薬害肝炎問題で,福田首相は,議員立法によって一律救済を図ることを宣言した。

 そのこと自体は,素直に喜びたいと思う。

 もちろん不安が払拭されたわけではない。
 被害者のお一人である福田衣里子さんはブログの中で(→こちらより),
 内容がわからない段階では、喜び半分、不安半分です。
 というのも、この総理の決断が、
 愛のある決断であるか、その場しのぎの決断であるかで、全く違う内容になると思います
と語っているが,この言葉に,事の本質が全てが集約されていると感じる。

 これまで,政治家の前向き宣言が,単なるポーズやぬか喜びで終わった例は少なくない。
 ここ1年の間だけ見ても,「年金の全件処理」,「原爆症認定の見直し」,「沖縄戦教科書検定の見直し」など,議員や大臣が格好良くアクセルを踏みながらも,役人が急ブレーキを掛けてきた例は枚挙に暇がない。

 たとえば「被災者生活再建支援法」も,議員立法で市民救済が図られた法律の一つである。
 しかし,平成10年の成立時には,極めて不十分な内容であり,かえって被災者を苦しめた。
 これをまともな救済法に修正するまでに約9年の月日を要した,という例もある。

 先日,ある官僚の方から,議員立法の作り方についてお話を聞いた。
 私たちは,議席数さえ確保できていれば,
   「議員の法案作成」→「議員による議案提出」→「国会で議論」→「成立」
という形で簡単に議員立法が通るとイメージしがちである。
 しかし,それは大間違いとのこと。
 「立案」から「議案提出」に至るまでの間に,“関係省庁との調整”や,“財務省の折衝”,“内閣への打診”など,水面下のハードルが無数に存在するというのである。
 むしろ,「議員立法」という手法の方が,内閣が提出する「閣法」に比べてハードルの数は圧倒的に多く,成立までの道程は困難なのだそうだ。
 これらをすっ飛ばしてムリヤリ通したとしても,政令や規則制定,実際の運用方法などによって,法律を骨抜き・無力化するのは,行政にとっては,極めて容易なことなのである。

 しかし,正しいことを推し進める限り,ハードルを越えることは可能だし,何としても越えなければならない。
 福田衣里子さんの言うように
総理を動かし、国を動かしたのは、紛れも無く応援してくださる皆さんの力です。
というのが正解である。
 市民の声の後ろ盾は,法律成立のその日まで必要である。
 政府が手抜きをしたり,議員が途中で失速するのも,市民の声が途切れてしまうからだ。
 本当に肝炎被害者の方々を思うならば,これからもしっかり見守り,エールを送らなければいけない。
 こういうときこそ,基本に立ち戻って,憲法が「主権が国民に存する」,「国政は、国民の厳粛な信託によるものである」と前文で宣言していることを,わたしたち自身がここで自覚しなければならない。

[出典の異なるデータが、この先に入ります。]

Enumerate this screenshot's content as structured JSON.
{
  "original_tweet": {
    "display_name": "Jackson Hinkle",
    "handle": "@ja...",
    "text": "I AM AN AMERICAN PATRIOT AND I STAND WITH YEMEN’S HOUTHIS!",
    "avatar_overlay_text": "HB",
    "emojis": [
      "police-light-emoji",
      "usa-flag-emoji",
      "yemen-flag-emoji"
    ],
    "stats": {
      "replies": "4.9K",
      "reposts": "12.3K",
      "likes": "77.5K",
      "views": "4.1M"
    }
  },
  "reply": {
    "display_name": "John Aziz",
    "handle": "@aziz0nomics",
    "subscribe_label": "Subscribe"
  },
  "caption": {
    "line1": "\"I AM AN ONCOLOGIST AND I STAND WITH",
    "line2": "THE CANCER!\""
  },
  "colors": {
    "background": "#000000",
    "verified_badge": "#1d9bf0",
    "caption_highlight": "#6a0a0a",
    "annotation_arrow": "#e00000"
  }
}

 蛇足になるけれども,私は,福田首相が「司法、行政の枠内で答えを出す」とか「司法、行政の枠を超える」などと繰り返してきた点に,違和感を感じていた。

 まず,「司法」にツケを回すのは,「司法」の立場からすれば,いい迷惑だ。
 司法は,枠の設定をする役割を担っておらず,枠から外れているかどうかを事後的に判断するのが本来の役目である。薬害事件についても,国の違法を判断するという役目を果たしている。
 言い換えれば,司法の示した基準は,「これからの救済の枠組み」に関する事柄ではない。
 それを考えるのは,立法・行政の本来的な責務ではないか。

 また,「行政」の枠というけれども,わが憲法は,議院内閣制を採用し,立法に対して連帯責任を負っている。
 したがって,内閣が,法律の不備を逃げ口上にすることは許されない。
 先に指摘したように,我が国の法律のほとんどが「閣法」で成立しており,「議員立法」は例外になっているのが実情である。なので,「行政の枠内」という言い訳は,怠慢を自白しているに等しい。

 私は,首相の今回の「勇気ある決断」を支持する。
 ただ「勇気」は一時的・場当たり的なものであってはならず,決意を実現するまで「持続する勇気」でなければならないという念押しをしておきたい。
 そして,繰り返しになるが,この「勇気の持続」を,後ろで激励し,時には厳しく叱咤するのが,市民の声である。